Photo courtesy of CDOT/Dan Bender
This photo from CDOT shows the rock slide area on U.S. 550 about
two miles north of Ouray at the Ruby Walls area.
The longest closure of Red Mountain Pass in decades has put Silverton at the end of a long dead-end road for more than a week, with no end in sight as crews continue to try to stabilize a large rockslide on U.S. 550 two miles south of Ouray.
The closure is putting a huge dent in Silverton’s winter economy, with local merchants reporting that business has ground to a near standstill. But highway officials still have no estimated date for reopening the road.

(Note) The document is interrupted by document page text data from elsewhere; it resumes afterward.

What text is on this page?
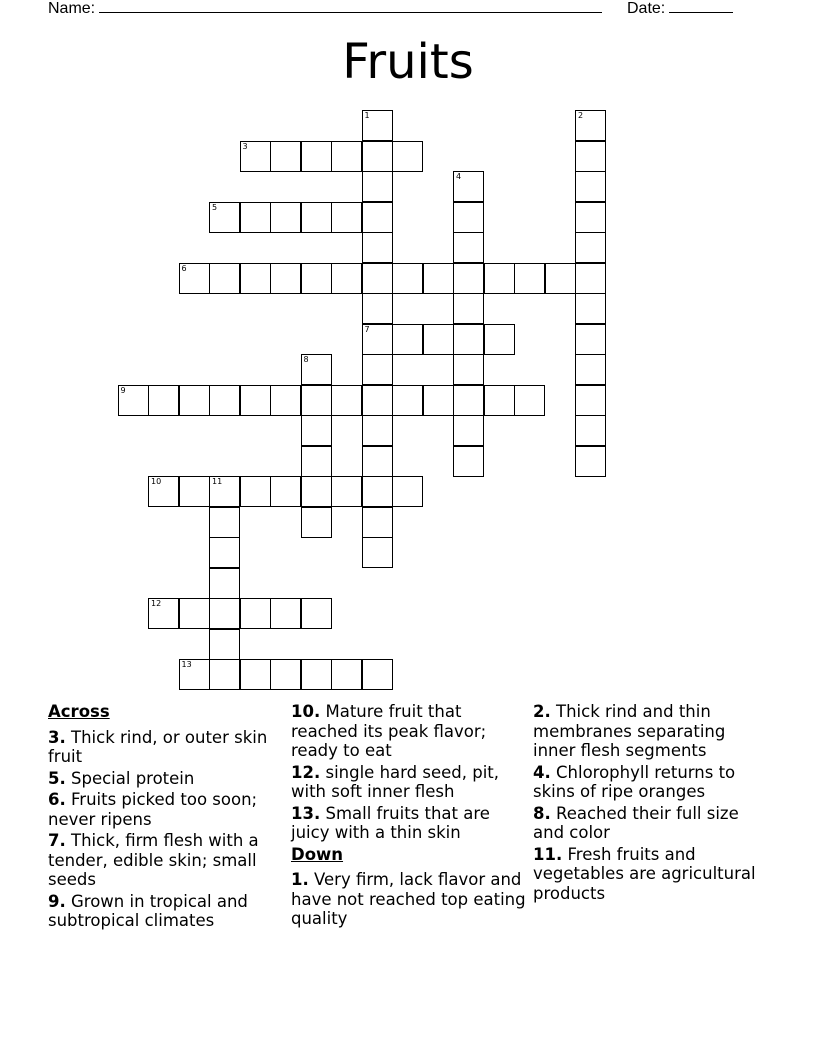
Name:	Date:
Fruits
1
7
2
3
4
5
6
8
9
10	11
12
13

Across

3. Thick rind, or outer skin fruit

5. Special protein

6. Fruits picked too soon; never ripens

7. Thick, firm flesh with a tender, edible skin; small seeds

9. Grown in tropical and subtropical climates

10. Mature fruit that reached its peak flavor; ready to eat

12. single hard seed, pit, with soft inner flesh

13. Small fruits that are juicy with a thin skin

Down

1. Very firm, lack flavor and have not reached top eating quality

2. Thick rind and thin membranes separating inner flesh segments

4. Chlorophyll returns to skins of ripe oranges

8. Reached their full size and color

11. Fresh fruits and vegetables are agricultural products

A contractor for the Colorado Department of Transportation is preparing to anchor 40,000 square feet of wire-cable netting, with help from the Silverton Mountain Ski Area helicopter crew. That work could be under way today.
Some 47 12-foot by 72-foot mesh panels are to be placed on the site, where a football-field sized chunk of rock 25-feet thick disintegrated and collapsed onto the highway and into the Uncompahgre Canyon early last week.

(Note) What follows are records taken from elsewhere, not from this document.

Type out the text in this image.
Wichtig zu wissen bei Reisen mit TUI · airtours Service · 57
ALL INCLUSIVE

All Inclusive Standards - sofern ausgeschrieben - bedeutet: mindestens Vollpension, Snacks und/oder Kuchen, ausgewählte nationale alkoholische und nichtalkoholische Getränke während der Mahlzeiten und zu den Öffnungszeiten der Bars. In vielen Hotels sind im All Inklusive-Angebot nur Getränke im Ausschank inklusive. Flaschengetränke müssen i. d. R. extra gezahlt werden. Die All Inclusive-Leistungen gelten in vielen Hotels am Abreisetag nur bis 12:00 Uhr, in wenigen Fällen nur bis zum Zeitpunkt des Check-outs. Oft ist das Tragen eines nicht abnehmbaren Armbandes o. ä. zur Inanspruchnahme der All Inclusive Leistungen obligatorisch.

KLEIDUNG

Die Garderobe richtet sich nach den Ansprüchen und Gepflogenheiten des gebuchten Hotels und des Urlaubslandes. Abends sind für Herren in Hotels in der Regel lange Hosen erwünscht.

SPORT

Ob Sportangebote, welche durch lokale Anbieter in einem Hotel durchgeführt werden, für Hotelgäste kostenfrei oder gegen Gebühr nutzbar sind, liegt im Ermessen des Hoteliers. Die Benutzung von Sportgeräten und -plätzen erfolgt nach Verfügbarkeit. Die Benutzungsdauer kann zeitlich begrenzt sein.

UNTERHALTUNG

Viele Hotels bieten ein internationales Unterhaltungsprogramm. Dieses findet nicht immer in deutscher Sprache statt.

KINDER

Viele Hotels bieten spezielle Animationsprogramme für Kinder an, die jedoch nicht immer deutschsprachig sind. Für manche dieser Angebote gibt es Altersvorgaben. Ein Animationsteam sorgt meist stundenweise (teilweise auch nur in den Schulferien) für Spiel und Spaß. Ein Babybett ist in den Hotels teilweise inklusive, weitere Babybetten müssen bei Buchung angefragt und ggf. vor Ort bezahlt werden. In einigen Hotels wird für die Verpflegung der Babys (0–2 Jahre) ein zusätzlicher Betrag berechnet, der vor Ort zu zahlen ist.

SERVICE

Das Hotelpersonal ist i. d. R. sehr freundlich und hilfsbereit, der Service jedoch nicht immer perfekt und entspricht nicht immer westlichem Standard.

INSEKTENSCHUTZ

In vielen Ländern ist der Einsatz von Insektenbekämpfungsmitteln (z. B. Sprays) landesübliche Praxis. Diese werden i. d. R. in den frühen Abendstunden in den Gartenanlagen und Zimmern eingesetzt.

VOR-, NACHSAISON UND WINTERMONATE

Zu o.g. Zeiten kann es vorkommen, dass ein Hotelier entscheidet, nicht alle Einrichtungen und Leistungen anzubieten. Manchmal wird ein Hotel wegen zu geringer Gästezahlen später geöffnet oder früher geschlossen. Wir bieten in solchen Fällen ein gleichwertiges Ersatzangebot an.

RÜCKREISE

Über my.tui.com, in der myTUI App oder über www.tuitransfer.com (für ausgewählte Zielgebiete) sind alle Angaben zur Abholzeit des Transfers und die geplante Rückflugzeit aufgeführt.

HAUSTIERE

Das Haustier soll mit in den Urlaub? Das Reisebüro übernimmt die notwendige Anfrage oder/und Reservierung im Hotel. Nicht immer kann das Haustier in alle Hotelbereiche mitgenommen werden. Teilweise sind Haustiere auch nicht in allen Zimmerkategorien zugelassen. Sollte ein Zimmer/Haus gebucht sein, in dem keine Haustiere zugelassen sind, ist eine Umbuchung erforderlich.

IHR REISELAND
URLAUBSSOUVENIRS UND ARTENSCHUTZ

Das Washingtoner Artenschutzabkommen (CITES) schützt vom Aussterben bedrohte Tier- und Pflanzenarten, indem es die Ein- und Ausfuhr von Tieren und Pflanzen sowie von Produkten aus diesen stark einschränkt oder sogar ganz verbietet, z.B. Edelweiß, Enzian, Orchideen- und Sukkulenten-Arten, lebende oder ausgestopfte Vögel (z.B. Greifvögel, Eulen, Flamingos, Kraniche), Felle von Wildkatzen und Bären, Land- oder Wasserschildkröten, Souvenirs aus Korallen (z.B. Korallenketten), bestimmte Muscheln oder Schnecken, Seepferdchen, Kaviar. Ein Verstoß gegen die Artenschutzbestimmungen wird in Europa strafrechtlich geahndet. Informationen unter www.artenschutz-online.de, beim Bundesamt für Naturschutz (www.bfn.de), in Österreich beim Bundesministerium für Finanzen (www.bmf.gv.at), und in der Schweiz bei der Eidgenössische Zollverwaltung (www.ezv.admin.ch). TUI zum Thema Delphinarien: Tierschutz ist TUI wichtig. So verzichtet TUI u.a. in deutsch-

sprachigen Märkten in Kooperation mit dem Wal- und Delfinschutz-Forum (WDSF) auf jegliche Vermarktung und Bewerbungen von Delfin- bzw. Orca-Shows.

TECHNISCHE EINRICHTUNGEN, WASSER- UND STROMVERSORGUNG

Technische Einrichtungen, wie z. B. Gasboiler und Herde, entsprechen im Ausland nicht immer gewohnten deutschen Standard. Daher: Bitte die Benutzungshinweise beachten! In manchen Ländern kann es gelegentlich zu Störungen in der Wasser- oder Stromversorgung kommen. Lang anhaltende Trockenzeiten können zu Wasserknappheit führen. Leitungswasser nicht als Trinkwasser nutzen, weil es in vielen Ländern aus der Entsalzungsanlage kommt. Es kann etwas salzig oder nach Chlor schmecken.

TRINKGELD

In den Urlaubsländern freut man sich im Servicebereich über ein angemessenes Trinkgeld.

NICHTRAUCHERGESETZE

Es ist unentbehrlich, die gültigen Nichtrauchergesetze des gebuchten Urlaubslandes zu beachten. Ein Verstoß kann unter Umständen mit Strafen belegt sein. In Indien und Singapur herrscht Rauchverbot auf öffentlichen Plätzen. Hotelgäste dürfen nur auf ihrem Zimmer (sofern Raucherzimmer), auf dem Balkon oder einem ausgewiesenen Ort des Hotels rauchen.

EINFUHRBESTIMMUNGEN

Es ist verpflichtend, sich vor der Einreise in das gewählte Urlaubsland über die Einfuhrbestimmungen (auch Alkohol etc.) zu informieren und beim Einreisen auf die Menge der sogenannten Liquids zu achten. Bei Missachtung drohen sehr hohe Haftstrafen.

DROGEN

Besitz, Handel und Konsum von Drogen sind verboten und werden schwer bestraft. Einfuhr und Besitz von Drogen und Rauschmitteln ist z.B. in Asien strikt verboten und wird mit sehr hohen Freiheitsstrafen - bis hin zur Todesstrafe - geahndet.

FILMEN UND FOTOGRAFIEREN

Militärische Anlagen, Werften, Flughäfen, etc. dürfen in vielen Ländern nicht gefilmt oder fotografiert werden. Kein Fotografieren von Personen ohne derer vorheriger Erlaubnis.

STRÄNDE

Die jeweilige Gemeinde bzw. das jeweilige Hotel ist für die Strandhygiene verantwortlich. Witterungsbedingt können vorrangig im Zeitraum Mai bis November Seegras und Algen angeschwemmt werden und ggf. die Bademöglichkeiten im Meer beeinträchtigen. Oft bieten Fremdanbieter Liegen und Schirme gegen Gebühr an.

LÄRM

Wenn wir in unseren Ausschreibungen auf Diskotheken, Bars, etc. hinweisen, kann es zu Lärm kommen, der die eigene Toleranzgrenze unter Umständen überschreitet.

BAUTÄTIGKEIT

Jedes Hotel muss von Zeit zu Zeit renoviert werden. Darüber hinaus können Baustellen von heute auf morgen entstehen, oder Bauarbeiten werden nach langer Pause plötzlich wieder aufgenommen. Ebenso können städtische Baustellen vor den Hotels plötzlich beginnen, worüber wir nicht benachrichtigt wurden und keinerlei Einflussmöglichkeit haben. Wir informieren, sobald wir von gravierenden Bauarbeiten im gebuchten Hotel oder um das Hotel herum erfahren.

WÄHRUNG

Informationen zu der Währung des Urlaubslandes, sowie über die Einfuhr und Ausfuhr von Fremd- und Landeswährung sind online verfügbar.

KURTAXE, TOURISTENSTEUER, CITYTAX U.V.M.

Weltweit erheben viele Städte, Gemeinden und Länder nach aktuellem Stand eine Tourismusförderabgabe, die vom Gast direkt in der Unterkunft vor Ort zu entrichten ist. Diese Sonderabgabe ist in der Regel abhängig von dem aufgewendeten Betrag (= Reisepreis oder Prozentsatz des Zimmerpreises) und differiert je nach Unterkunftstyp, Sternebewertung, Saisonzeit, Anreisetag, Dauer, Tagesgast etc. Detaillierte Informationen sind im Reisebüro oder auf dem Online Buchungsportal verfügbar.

The highway has been closed since the afternoon of Jan. 13.
CDOT officials say the next step will be to look at areas outside the net, particularly on a talus slope to determine a way to safely scale rocks from the precarious heights.
The closure of U.S. 550 between mile marker 90 at Ouray and mile marker 87 in Ironton Park has made the usual 23-mile drive from Silverton to Ouray into a 201-mile trek through Dolores, over Lizard Head Pass and the Dallas Divide.
One of the people most affected by the closure is mail contractor Marv Voehringer, whose normal 121.6-mile route from Montrose to Silverton and back has become a 440-mile haul each day.
“They (highway crews) are doing everything they can and we’re doing everything we can to get it through,” he said Wednesday just before departing Silverton for Montrose.
Voehringer recalled when Silverton was cut off for a couple of weeks in the 1990s by snowslides.
“CDOT flew me in with the mail, bread and cigarettes,” Veohringer said. “That’s what they brought.”
With Silverton’s access to the north cut off, nonlocal U.S. 550 traffic has come to a screeching halt.
Pete Samson, at San Juan Services, the convenience store and gas station on U.S. 550 at the wye, said business is down at least 50 percent.
“Most of our business is drive-through,” Samson said. And that traffic has gone from an average of 2,200 vehicles per day to zero.
Claudia Moe, business manager at San Juan Services, said restaurants, motels and other businesses in town are all suffering.
“It’s really hard on all the businesses,” she said.
Bill MacDougall, owner of the Triangle Auto Repair and the Triangle Motel, also said business is down by about half.
Cindy MacDougall noted that much of their business is from business travelers on their regular routes.
“None of that business is happening now,” she said.
Darlene Watson, who operates the Silverton Grocery with her husband Mark, said the highway closure “really hurts. Especially this last weekend, it was supposed to be a good holiday but it was quiet.”
She was grateful that at least none of the store’s deliveries are affected since those already come up from Durango.
Melissa Gillon at the Lookout Shop on Blair Street said business has been “worse than awful.”
Silverton Area Chamber of Commerce Director Rose Raab said the agency is trying to get the word out that Silverton is still open and informing visitors how to get here.
Silverton old-timer Gerald Swanson recalled when Red Mountain Pass was closed for eight or nine days in the early 1950s, when all the snowslides ran.
Swanson said he only remembers minor rock and mudslides over the years. Never anything like this one in his time.
Jen Brill, co-owner of Silverton Mountain Ski Area, the town’s largest winter employer, said the highway closure “is obviously affecting the community and economy of Silverton.”
Brill said Silverton Mountain approached CDOT last Friday to offer our assistance to help expedite the re-opening.
“On Monday, Jan. 20, we were enlisted by CDOT to rappel off 300-foot cliffs to get to the rockslide worksite this week,” Brill said. “The Silverton Mountain helicopter will fly in rock netting and place them on a 40-degree slope above the highway at the toe of the 300-foot cliff.”
Brill said the location is exposed above a second cliff face another 600 feet feet above the highway.
Silverton Mountain will also be assisting in explosives work on the cliffs.
“The daunting location has proven to be a challenge so far,” Brill said, “and since Silverton Mountain’s staff is uniquely experienced in severe mountain terrain and alongside helicopters they were asked to assist. Silverton Mountain has several of their guides working on the unstable slope to help drill and place the rock nets.
“The Silverton Mountain team is accustomed to these types of exposures so we are hoping this familiarity will assist CDOT in getting the road open as quickly as possible at this stage.”